To build up the teaching and technical skills of trainers, we have organised a range of courses and regional exchanges for trainers and centre managers. Recently this has included training with the Non-Formal Education Centre of Ministry of Education here in Lao, as well as with Vocational Colleges in neighboring Thailand (Udon Thani). We have also organised exchange tours with APHEDA partners in Vietnam.
Within the Lao Women's Union project, by the end of this month, a total of 510 training places in 33 hairdressing, tailoring, food processing and handicraft courses will have been provided through the project. Trainees are 98% women between the ages of 15-40. In the project 85% of trainees are low income (less than USD10 a month per family member) and from either single parent families, or unemployed.
The real test comes in helping reduce poverty and build the capacity of the LWU to continue this work in the future. To get some early indicators of these issues we did a mid-term evaluation late last year. A major part of this was a tracer study of a randomly selected sample of graduates (85) from the first 18 months of the project.
Even at this early stage, average income increased 66% for trainees after graduating. This was an unexpectedly good result considering these graduates came from the project before improvements to curriculum and teaching methods.
Most graduates are earning income from home-based micro-enterprises. Hairdressing appears to be the easiest to set up, but tailoring can earn more once established. There was also good feedback on what were regarded as the most, and least, useful subjects and what new subjects would be helpful in the future.
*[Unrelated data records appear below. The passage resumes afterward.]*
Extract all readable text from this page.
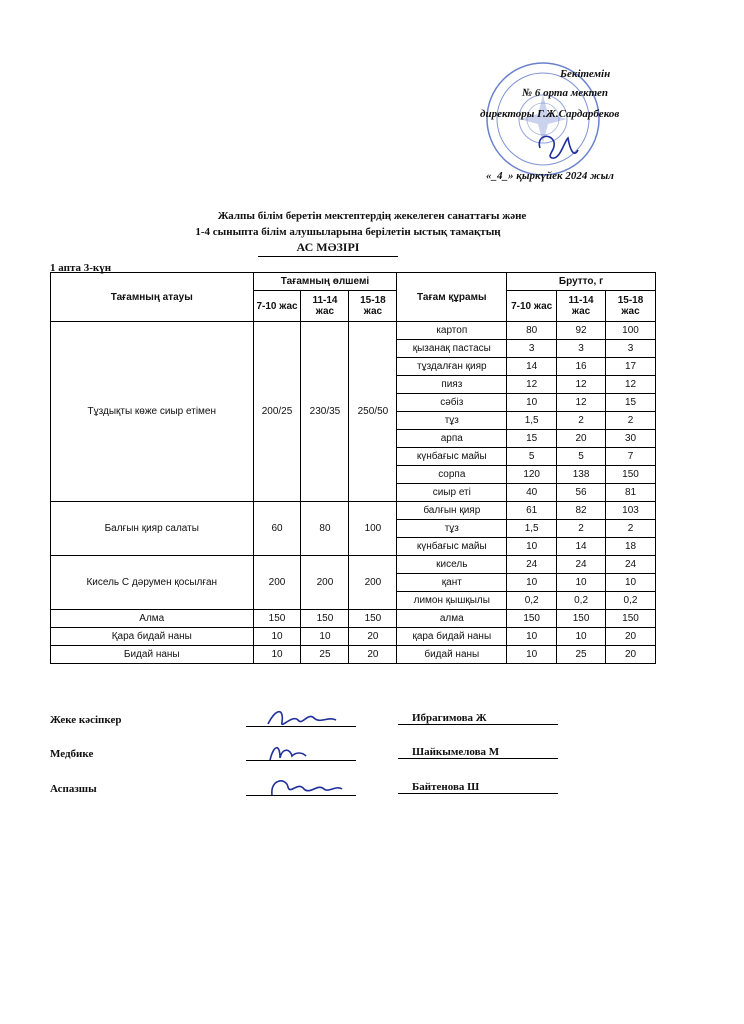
Бекітемін
№ 6 орта мектеп
директоры Г.Ж.Сардарбеков
«_4_» қыркүйек 2024 жыл
Жалпы білім беретін мектептердің жекелеген санаттағы және
1-4 сыныпта білім алушыларына берілетін ыстық тамақтың
АС МӘЗІРІ
1 апта 3-күн
Тағамның атауы	Тағамның өлшемі			Тағам құрамы	Брутто, г		
	7-10 жас	11-14 жас	15-18 жас		7-10 жас	11-14 жас	15-18 жас
Тұздықты көже сиыр етімен	200/25	230/35	250/50	картоп	80	92	100
				қызанақ пастасы	3	3	3
				тұздалған қияр	14	16	17
				пияз	12	12	12
				сәбіз	10	12	15
				тұз	1,5	2	2
				арпа	15	20	30
				күнбағыс майы	5	5	7
				сорпа	120	138	150
				сиыр еті	40	56	81
Балғын қияр салаты	60	80	100	балғын қияр	61	82	103
				тұз	1,5	2	2
				күнбағыс майы	10	14	18
Кисель С дәрумен қосылған	200	200	200	кисель	24	24	24
				қант	10	10	10
				лимон қышқылы	0,2	0,2	0,2
Алма	150	150	150	алма	150	150	150
Қара бидай наны	10	10	20	қара бидай наны	10	10	20
Бидай наны	10	25	20	бидай наны	10	25	20
Жеке кәсіпкер	Ибрагимова Ж
Медбике	Шайкымелова М
Аспазшы	Байтенова Ш
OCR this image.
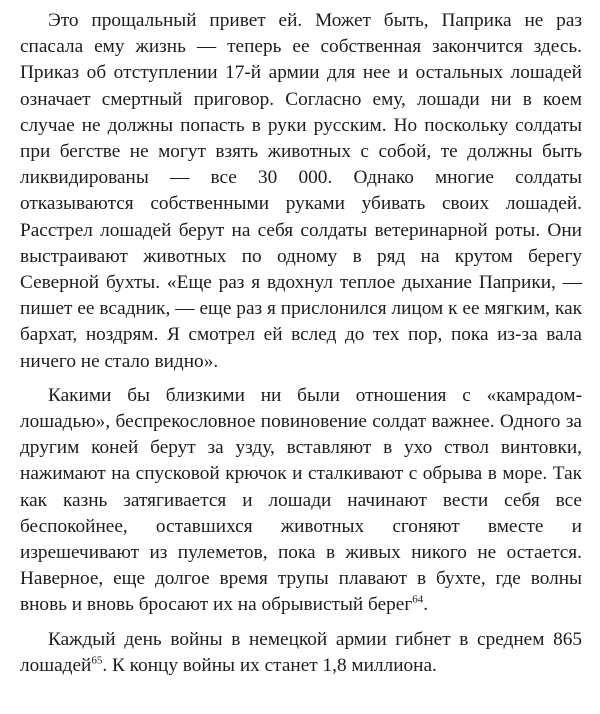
Это прощальный привет ей. Может быть, Паприка не раз спасала ему жизнь — теперь ее собственная закончится здесь. Приказ об отступлении 17-й армии для нее и остальных лошадей означает смертный приговор. Согласно ему, лошади ни в коем случае не должны попасть в руки русским. Но поскольку солдаты при бегстве не могут взять животных с собой, те должны быть ликвидированы — все 30 000. Однако многие солдаты отказываются собственными руками убивать своих лошадей. Расстрел лошадей берут на себя солдаты ветеринарной роты. Они выстраивают животных по одному в ряд на крутом берегу Северной бухты. «Еще раз я вдохнул теплое дыхание Паприки, — пишет ее всадник, — еще раз я прислонился лицом к ее мягким, как бархат, ноздрям. Я смотрел ей вслед до тех пор, пока из-за вала ничего не стало видно».

Какими бы близкими ни были отношения с «камрадом-лошадью», беспрекословное повиновение солдат важнее. Одного за другим коней берут за узду, вставляют в ухо ствол винтовки, нажимают на спусковой крючок и сталкивают с обрыва в море. Так как казнь затягивается и лошади начинают вести себя все беспокойнее, оставшихся животных сгоняют вместе и изрешечивают из пулеметов, пока в живых никого не остается. Наверное, еще долгое время трупы плавают в бухте, где волны вновь и вновь бросают их на обрывистый берег$^{64}$.

Каждый день войны в немецкой армии гибнет в среднем 865 лошадей$^{65}$. К концу войны их станет 1,8 миллиона.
In August 2003 we began support for an English as a Second Language course for the Lao Federation of Trade Unions (LFTU). This support is important to assist the trade union staff to communicate with other ASEAN and international trade unions as well as employers. Donations from Union Aid Abroad-APHEDA supporters are funding two classes, one elementary level and one pre-intermediate.
In total, 16 staff from the LFTU are being trained in the classes which will run through till the end of March 2004. The project hopes to help staff gain places in other government supported ESL training where basic English is a prerequisite.
Under the Lao system, the Lao Federation of Trade Unions is a government supported mass organization. Its role as a government supported body is different to independent unions in Australia. However there are considerable challenges for the LFTU as the private sector grows with increasing foreign investment in some industries such as textile and electricity.
Fish Farming in the age of Bird Flu
The outbreak of bird flu throughout Asia will have a big impact on many poor families who increasingly use chickens and ducks to supplement income and food deficiencies. While we hope the impact will be short term, one lesson for poor rural families will be diversification of livestock. The Union Aid Abroad project in the north of Lao is helping many poor families improve both income and food supply through pond and tank production of different types of fish A total of 180 small scale farmers have been trained and supplied with fingerlings in this project supported through donations by APHEDA supporters, matched by AusAID funds.
As part of this project, 40 women, either very poor, widows, or divorcees were selected to trial a new idea for the province, of catfish in small tanks. This targeted women who had no suitable land for the more traditional ponds. The tanks are built near their houses for easy management and security and will produce 3-4 separate fish stockings per year. I visited some of them last week and while in the cool season fish are slower to grow, families are eating fish regularly now from their first stock of fingerlings provided in October which is very encouraging.